Should Christians Hunt?

To take a walk in the woods right now is to enter a war zone. You see, it’s deer season, which means it’s the Deer5time of year that burly men are giddy as school girls over the prospect of bagging the monster buck. Neither freezing temperatures nor driving rain will deter most hunters from their sacred search for the elusive white-tailed deer.

But my question is this: how does the gospel affect our approach to hunting? Or does it at all?

In the Garden of Eden, Adam and Eve were not grilling up deer sausage. It was an all-veggie diet for our forebears. God told them, “Behold, I have given you every plant yielding seed that is on the face of all the earth, and every tree with seed in its fruit. You shall have them for food. And to every beast of the earth and to every bird of the heavens and to everything that creeps on the earth, everything that has the breath of life, I have given every green plant for food (Gen. 1:29-30).”

What caused the change then?
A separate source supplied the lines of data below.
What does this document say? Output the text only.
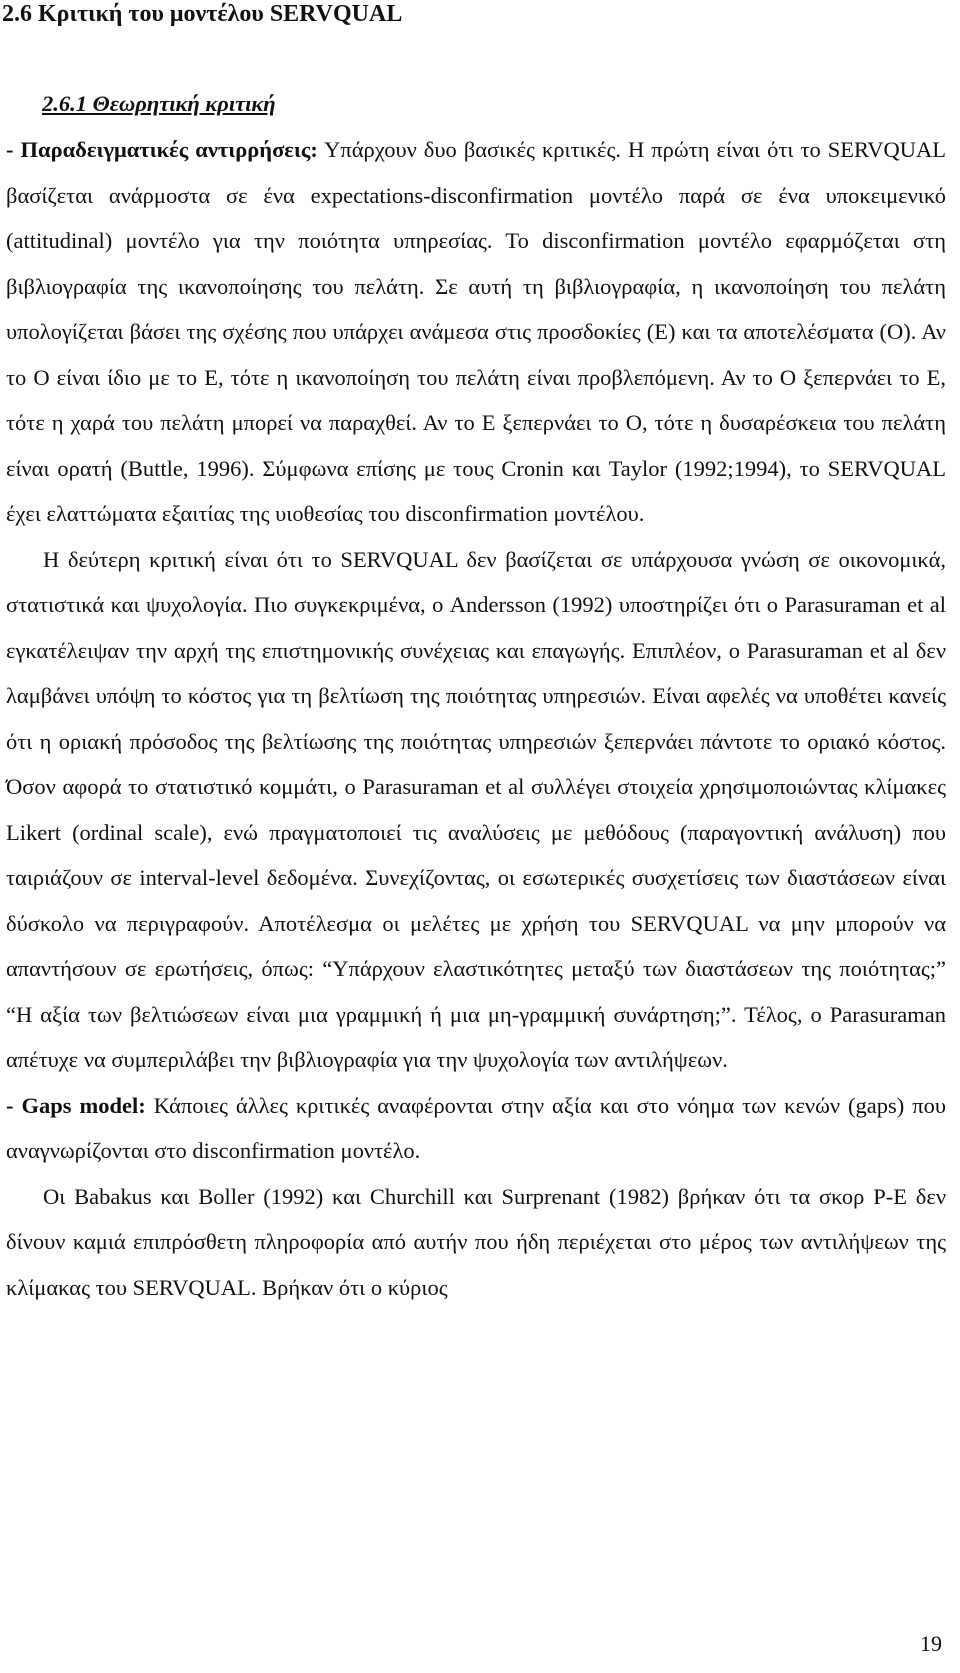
2.6 Κριτική του μοντέλου SERVQUAL
2.6.1 Θεωρητική κριτική

- Παραδειγματικές αντιρρήσεις: Υπάρχουν δυο βασικές κριτικές. Η πρώτη είναι ότι το SERVQUAL βασίζεται ανάρμοστα σε ένα expectations-disconfirmation μοντέλο παρά σε ένα υποκειμενικό (attitudinal) μοντέλο για την ποιότητα υπηρεσίας. Το disconfirmation μοντέλο εφαρμόζεται στη βιβλιογραφία της ικανοποίησης του πελάτη. Σε αυτή τη βιβλιογραφία, η ικανοποίηση του πελάτη υπολογίζεται βάσει της σχέσης που υπάρχει ανάμεσα στις προσδοκίες (Ε) και τα αποτελέσματα (Ο). Αν το Ο είναι ίδιο με το Ε, τότε η ικανοποίηση του πελάτη είναι προβλεπόμενη. Αν το Ο ξεπερνάει το Ε, τότε η χαρά του πελάτη μπορεί να παραχθεί. Αν το Ε ξεπερνάει το Ο, τότε η δυσαρέσκεια του πελάτη είναι ορατή (Buttle, 1996). Σύμφωνα επίσης με τους Cronin και Taylor (1992;1994), το SERVQUAL έχει ελαττώματα εξαιτίας της υιοθεσίας του disconfirmation μοντέλου.

Η δεύτερη κριτική είναι ότι το SERVQUAL δεν βασίζεται σε υπάρχουσα γνώση σε οικονομικά, στατιστικά και ψυχολογία. Πιο συγκεκριμένα, ο Andersson (1992) υποστηρίζει ότι ο Parasuraman et al εγκατέλειψαν την αρχή της επιστημονικής συνέχειας και επαγωγής. Επιπλέον, ο Parasuraman et al δεν λαμβάνει υπόψη το κόστος για τη βελτίωση της ποιότητας υπηρεσιών. Είναι αφελές να υποθέτει κανείς ότι η οριακή πρόσοδος της βελτίωσης της ποιότητας υπηρεσιών ξεπερνάει πάντοτε το οριακό κόστος. Όσον αφορά το στατιστικό κομμάτι, ο Parasuraman et al συλλέγει στοιχεία χρησιμοποιώντας κλίμακες Likert (ordinal scale), ενώ πραγματοποιεί τις αναλύσεις με μεθόδους (παραγοντική ανάλυση) που ταιριάζουν σε interval-level δεδομένα. Συνεχίζοντας, οι εσωτερικές συσχετίσεις των διαστάσεων είναι δύσκολο να περιγραφούν. Αποτέλεσμα οι μελέτες με χρήση του SERVQUAL να μην μπορούν να απαντήσουν σε ερωτήσεις, όπως: “Υπάρχουν ελαστικότητες μεταξύ των διαστάσεων της ποιότητας;” “Η αξία των βελτιώσεων είναι μια γραμμική ή μια μη-γραμμική συνάρτηση;”. Τέλος, ο Parasuraman απέτυχε να συμπεριλάβει την βιβλιογραφία για την ψυχολογία των αντιλήψεων.

- Gaps model: Κάποιες άλλες κριτικές αναφέρονται στην αξία και στο νόημα των κενών (gaps) που αναγνωρίζονται στο disconfirmation μοντέλο.

Οι Babakus και Boller (1992) και Churchill και Surprenant (1982) βρήκαν ότι τα σκορ P-E δεν δίνουν καμιά επιπρόσθετη πληροφορία από αυτήν που ήδη περιέχεται στο μέρος των αντιλήψεων της κλίμακας του SERVQUAL. Βρήκαν ότι ο κύριος

19
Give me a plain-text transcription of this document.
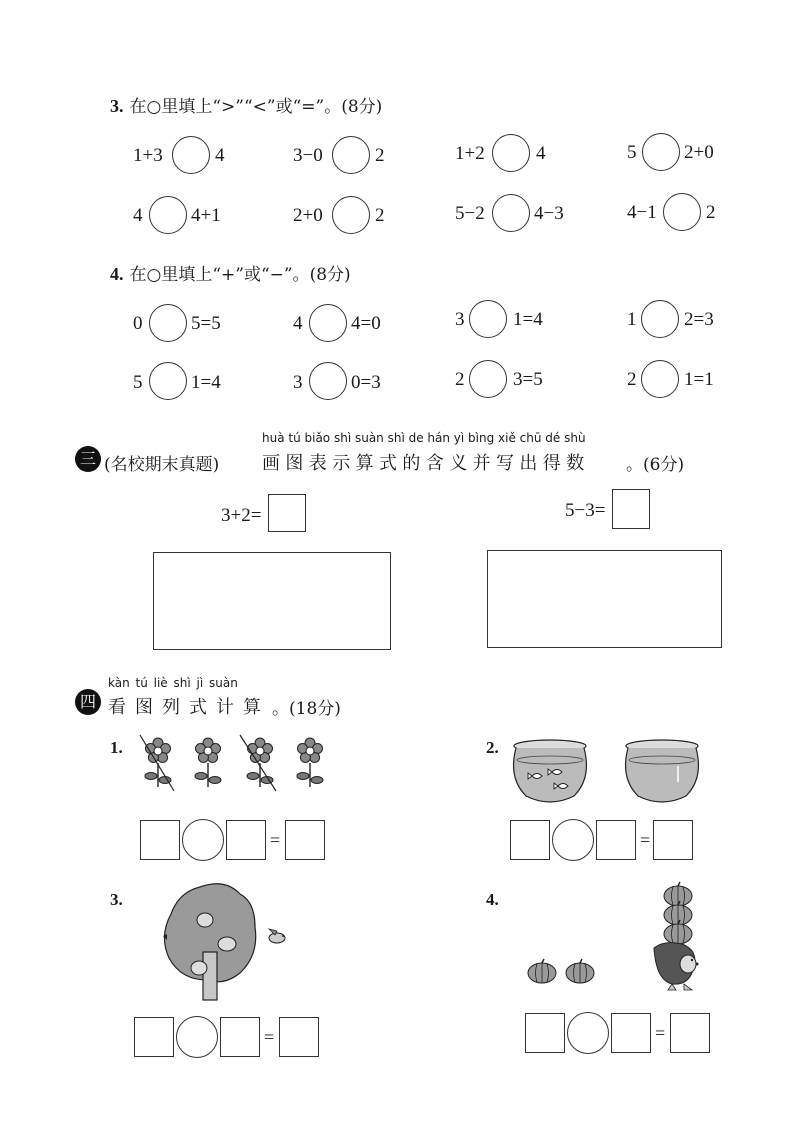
3. 在○里填上“>”“<”或“=”。(8分)
1+3	4	3−0	2	1+2	4	5	2+0
4	4+1	2+0	2	5−2	4−3	4−1	2
4. 在○里填上“+”或“−”。(8分)
0	5=5	4	4=0	3	1=4	1	2=3
5	1=4	3	0=3	2	3=5	2	1=1
三 (名校期末真题)
huà tú biǎo shì suàn shì de hán yì bìng xiě chū dé shù
画图表示算式的含义并写出得数 。(6分)
3+2=	5−3=
四
kàn tú liè shì jì suàn
看图列式计算 。(18分)
1.
=
2.
=
3.
=
4.
=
Simply put, it was our sin. When Adam and Eve chose to rebel against God’s command, strife and turmoil prevailed where peace once dwelt–turmoil between man and woman, man and Satan, and also man and earth. Sin subjected the earth to pain and death. Therefore, the first thing we see is that hunting is a product of the Fall.

That is not to say, though, that hunting is sinful in itself. After all, God took the death of animals and used it to nourish mankind. We can see this after the Flood when God told Noah, “Every moving thing that lives shall be food for you. And as I gave you the green plants, I give you everything (Gen. 9:3).”

In Acts 10, we see the idea still present after the fact of Jesus’ life, death, and resurrection when God tells Peter to eat the unclean animals in a vision. Of course, the main point of the vision was to communicate that God had mysteriously engrafted the Gentiles into the Church, but it still showed that God gave approval to the eating of animals.

So how does this affect our average Christian hunter?

I believe it gives hunters a right to kill animals in order to provide food for their household. Some would argue that Christians should not hunt since we are called to reflect new creation with our lives, and there won’t be death in the new heavens and earth. While I agree that there probably won’t be dead animals in new creation, the fact that God uses the vision of eating animals after the resurrection seems to indicate that He has not changed our diets just yet. Hunters can and should go bag the deer, turkey, chicken, fish, and pig to fill the bellies of their family.

I also believe that hunters are needed for the protection of families. The Fall changed some animals into predators, and it falls to mankind as God’s vice-regents to kill these animals that are a danger.

But these reasons are not the only ones that drive men and women to their deer stands and hunting blinds. For many, hunting has become a sport–a competition to see who can kill the biggest deer and have the largest rack mounted on their wall. This motivation is one that cannot be found in Scripture, and does not take seriously the sad reality of death in our created world. If our desires are to line up with those of God, then surely the recreational taking of life does not belong as a part of the Christian life.

We were not created to take life needlessly. Rather, mankind was created to create life through caring for the garden and through marriage. Killing is only a product of our sin.

Therefore, hunters, thank the Lord when He has provided your family with food from your recent kill. Let it remind you of how He ultimately provided for you in the death of Jesus Christ. But do not let hunting become sport, a mere game played through your scope or crosshairs. The resurrection was an announcement of death’s defeat, a message proclaimed to the cosmos that death does not belong here. In response, death as sport does not belong in our spiritually resurrected lives.